Lessons from today:
- Pro-Art11/Art13 MEPs do not know how copyright law works (no surprises there, the copyright law is a mess!)
- Wikimedia Commons is a very good example of a service that could suffer very much.
- As during #ACTA, MEPs are not entirely against sitting down and discussing the issues.
@webmind that's true, but Wikimedia, EDRi and others were working behind the scenes all of this time. The information was there. Look at Julia Reda's blog and the dates of blogposts about this.
It's just that people seem to start caring when it's very close to a very bad outcome. It's hard to galvanize people unless shit is *looming*.
@rysiek @webmind bad shit is being planned all the time. Everyone can't work on all of it. Effective organizing requires presenting the most crucial information in the simplest and clearest possible way, so you can galvanize enough people, at the critical times when it will make a difference to the outcome.

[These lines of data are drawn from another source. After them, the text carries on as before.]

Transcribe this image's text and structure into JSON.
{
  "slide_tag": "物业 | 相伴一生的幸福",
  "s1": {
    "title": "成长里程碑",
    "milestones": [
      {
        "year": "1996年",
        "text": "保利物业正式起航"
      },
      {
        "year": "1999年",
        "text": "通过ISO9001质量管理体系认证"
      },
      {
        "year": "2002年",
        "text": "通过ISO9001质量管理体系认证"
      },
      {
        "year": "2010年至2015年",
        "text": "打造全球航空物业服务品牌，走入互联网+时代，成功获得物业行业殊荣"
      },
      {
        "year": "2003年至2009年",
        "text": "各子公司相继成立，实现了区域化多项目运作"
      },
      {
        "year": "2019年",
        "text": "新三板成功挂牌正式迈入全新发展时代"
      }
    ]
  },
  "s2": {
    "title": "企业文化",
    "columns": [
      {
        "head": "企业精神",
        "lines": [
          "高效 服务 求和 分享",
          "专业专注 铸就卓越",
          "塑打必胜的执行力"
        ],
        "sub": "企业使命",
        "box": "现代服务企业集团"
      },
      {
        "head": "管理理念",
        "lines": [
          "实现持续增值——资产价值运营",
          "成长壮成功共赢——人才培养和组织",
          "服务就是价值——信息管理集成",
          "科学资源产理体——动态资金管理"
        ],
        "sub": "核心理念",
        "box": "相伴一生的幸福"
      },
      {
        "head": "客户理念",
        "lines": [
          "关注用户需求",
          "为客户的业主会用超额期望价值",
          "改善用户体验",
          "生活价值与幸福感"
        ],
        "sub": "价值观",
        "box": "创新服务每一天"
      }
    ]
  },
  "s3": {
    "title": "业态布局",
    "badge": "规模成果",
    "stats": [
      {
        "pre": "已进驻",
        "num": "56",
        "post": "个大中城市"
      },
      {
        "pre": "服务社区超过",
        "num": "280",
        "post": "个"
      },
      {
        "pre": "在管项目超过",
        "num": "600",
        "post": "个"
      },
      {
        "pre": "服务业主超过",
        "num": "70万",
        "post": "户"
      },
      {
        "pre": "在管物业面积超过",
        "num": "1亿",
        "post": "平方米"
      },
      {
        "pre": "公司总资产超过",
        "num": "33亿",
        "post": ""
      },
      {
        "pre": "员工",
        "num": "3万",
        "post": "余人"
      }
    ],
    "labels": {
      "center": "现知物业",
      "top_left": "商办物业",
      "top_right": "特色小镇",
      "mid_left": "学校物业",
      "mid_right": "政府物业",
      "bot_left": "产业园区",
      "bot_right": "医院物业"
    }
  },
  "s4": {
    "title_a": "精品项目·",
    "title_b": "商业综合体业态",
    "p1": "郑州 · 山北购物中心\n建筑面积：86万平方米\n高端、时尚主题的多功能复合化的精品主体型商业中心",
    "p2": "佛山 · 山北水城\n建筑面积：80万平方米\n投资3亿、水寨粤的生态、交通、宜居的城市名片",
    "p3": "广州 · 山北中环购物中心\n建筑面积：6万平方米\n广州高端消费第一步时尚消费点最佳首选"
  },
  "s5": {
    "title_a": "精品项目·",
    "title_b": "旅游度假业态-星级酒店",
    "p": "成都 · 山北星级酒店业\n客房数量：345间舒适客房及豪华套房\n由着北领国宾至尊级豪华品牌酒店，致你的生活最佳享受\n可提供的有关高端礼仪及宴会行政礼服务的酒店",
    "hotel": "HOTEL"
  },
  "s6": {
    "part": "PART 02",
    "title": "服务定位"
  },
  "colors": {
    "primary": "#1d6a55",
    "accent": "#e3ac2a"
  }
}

Yeah, I know it wouldn't work long-term. But so often it seems that every time someone proposes a change to the law, someone takes it as an opportunity to inject their shitty article into it.
And they're usually the worst. Blocking marriage equality, gender equality regulations, environmental regulations, etc etc.
@Wolf480pl @pesco @webmind @ente @strypey yes, but *by definition* this preserves old regulation. Like marriage inequality, like freedom to polute. There is literally no good reason to have a party like that. This will no achieve anything.
What we need are parties that vote sane. Not obstructionists.
It will change the game.
The basic idea behind democracy is that to rule, a party needs support of the society.
Currently there's an anomaly that if the society doesn't support any party, then some party still gets to rule, even though the society doesn't support it.
What I propose is that if the society doesn't support any party, then NOBODY gets to rule.
This will change the incentives for parties, because they'll have to be better than nothing.
@Wolf480pl @pesco @webmind @ente @strypey what will change the incentives is changing the electoral system to Single Transferrable Vote:
Instead of coming up with hare-brained schemes involving obstructionism and blockchain, perhaps we should first do some research into actually viable solutions?..
I wasn't serious with the blockchain part. Sorry if that made you angry.
I know about STV, but it's pretty complicated, It'd be a big change to the electorial system, and would the whole thing harder to understand. OTOH, a "NO" party is simple, and doesn't require changes in the electorial system.
I'm not saying it'd solve all problems, or most of the problems. I'm just saying it's an idea worth investigating.
@Wolf480pl @rysiek @pesco @webmind @ente the *huge* advantage though, is that I can vote for the green candidates, which still giving my vote to the safer social democrat candidates if the green candidates don't get it. If I was a right-libertarian, I could do the same but giving highest preference to any right-lib candidates, to make sure I wasn't splitting the vote and helping the socially conservative candidates get in.